Wenwan walnuts fall into three general categories: iron, qiuzi and ma. The iron ones are those commonly sold in markets. They are large and have a shallow texture and small cusp. The qiuzi, mostly from Northeast China, are more slender. "The ma are the most sought after," Zhang says. "They include what are called lion heads, luohan heads, official hats and chicken hearts. The lion head, as the name suggests, boasts beautiful, elaborate patterns and can sport holes that look like its eyes. Lion heads are very popular among collectors, who will pay a lot for them. I once sold a pair of lion heads for 80,000 yuan."
According to the Walnut Note, an ancient Chinese treatise dedicated to Wenwan nuts, the lion head is a rare species and grows mostly in the wild. Connoisseurs say its plump figure, flat bottom and smooth shell make it very comfortable to play with. Lion heads are also popular for hand therapy.
"Other Wenwan walnuts can be cheaper but there are also good varieties such as lanterns, peach hearts, date pits and eagle mouths," Zhang says. "No matter the type of Wenwan walnut, the skill needed to select them is still done through their texture, shape, color and weight."
Still, many walnuts deemed bizarre by traditional standards attracted collectors' attention. These have been attributed to advanced grafting techniques and natural variation in their appearance that produce "abnormal nuts".
"I used to prefer the lion head and spent a lot of money for them. They had exquisite texture and body," says Li Yi, an antique collector. "But I accidentally found a pair of peculiar walnuts which were shaped like water drops.
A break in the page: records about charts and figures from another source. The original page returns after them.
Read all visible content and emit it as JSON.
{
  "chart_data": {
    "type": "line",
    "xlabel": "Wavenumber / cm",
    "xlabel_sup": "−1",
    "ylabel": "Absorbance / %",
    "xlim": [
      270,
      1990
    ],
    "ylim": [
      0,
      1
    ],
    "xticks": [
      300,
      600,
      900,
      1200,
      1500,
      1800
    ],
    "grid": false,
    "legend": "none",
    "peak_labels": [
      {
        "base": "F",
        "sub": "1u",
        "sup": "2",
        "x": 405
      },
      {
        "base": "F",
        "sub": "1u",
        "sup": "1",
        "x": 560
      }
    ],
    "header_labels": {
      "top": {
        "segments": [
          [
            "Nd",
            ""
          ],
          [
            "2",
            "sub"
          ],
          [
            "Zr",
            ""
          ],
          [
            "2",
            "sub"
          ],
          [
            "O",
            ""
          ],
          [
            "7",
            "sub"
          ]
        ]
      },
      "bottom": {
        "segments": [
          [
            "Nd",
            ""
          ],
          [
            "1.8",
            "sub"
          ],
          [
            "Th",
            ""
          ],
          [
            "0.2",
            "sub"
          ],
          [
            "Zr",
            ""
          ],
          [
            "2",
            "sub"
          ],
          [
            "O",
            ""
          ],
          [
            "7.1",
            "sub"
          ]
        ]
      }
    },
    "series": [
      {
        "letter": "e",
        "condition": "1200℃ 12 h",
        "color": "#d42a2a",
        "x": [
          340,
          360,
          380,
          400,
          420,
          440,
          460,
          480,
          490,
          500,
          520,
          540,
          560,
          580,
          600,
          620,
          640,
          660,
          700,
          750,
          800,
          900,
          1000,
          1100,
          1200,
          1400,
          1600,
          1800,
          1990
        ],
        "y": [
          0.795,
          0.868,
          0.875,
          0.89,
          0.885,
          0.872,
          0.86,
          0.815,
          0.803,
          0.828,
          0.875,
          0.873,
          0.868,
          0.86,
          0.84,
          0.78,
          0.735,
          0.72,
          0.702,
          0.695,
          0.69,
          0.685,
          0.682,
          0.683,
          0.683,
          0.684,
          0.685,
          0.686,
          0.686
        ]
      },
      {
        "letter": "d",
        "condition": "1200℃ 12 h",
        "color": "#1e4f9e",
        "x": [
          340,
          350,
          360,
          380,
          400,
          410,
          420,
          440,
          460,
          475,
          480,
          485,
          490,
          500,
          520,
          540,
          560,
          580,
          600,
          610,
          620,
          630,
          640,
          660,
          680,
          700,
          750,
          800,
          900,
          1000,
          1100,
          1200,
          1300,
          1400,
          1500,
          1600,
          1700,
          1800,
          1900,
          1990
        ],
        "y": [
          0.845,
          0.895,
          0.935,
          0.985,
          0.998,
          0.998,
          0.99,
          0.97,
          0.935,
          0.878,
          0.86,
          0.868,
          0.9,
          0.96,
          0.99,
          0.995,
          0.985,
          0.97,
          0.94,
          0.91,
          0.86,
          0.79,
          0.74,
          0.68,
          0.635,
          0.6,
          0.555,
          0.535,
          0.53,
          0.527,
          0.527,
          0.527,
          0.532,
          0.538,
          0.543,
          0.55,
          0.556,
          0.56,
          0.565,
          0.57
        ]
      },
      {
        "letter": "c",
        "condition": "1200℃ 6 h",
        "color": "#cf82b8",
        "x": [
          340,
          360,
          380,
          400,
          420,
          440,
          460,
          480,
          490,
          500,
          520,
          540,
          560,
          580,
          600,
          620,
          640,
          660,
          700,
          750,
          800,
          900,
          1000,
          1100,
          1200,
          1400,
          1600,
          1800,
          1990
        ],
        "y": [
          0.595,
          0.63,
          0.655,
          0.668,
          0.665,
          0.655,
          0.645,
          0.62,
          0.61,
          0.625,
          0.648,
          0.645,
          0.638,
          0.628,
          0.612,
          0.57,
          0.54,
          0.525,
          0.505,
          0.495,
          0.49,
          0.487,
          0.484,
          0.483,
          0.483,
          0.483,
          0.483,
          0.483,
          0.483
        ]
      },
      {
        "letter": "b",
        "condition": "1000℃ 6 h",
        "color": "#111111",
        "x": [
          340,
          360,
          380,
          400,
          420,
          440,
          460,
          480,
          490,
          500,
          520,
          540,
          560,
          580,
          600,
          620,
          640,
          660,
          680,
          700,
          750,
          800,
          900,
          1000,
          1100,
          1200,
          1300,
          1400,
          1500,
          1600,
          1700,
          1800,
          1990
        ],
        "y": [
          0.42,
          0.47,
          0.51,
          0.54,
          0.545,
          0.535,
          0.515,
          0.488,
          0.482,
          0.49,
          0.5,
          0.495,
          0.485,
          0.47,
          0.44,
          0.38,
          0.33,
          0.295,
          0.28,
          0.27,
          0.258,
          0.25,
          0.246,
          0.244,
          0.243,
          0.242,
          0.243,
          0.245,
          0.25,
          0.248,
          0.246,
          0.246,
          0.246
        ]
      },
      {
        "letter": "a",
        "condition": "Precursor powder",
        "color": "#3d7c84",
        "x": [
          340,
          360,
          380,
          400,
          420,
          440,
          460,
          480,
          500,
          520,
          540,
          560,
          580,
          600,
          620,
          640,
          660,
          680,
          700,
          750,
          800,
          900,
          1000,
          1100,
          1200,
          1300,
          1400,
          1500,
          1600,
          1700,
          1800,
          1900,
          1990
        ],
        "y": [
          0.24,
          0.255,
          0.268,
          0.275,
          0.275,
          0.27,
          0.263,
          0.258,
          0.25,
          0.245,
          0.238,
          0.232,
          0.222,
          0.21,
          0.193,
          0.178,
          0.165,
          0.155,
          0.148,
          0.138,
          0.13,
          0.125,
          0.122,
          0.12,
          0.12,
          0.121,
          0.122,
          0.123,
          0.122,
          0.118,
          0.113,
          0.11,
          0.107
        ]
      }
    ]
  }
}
After that, I began to collect 'bizarre ones' like these."
The abnormal walnuts have become increasingly more valuable as more practitioners get used to them. "Sometimes, these bizarre walnuts are more expensive than the common variety, even the lion heads. I have a couple of them and their shapes are a perfect match, like conjoined babies," Li says.
"Many collectors think that the abnormal nuts are deformed, but I believe that, regardless of their varieties, interest and passion for the Wenwan walnuts are the most important factors for collecting and using them."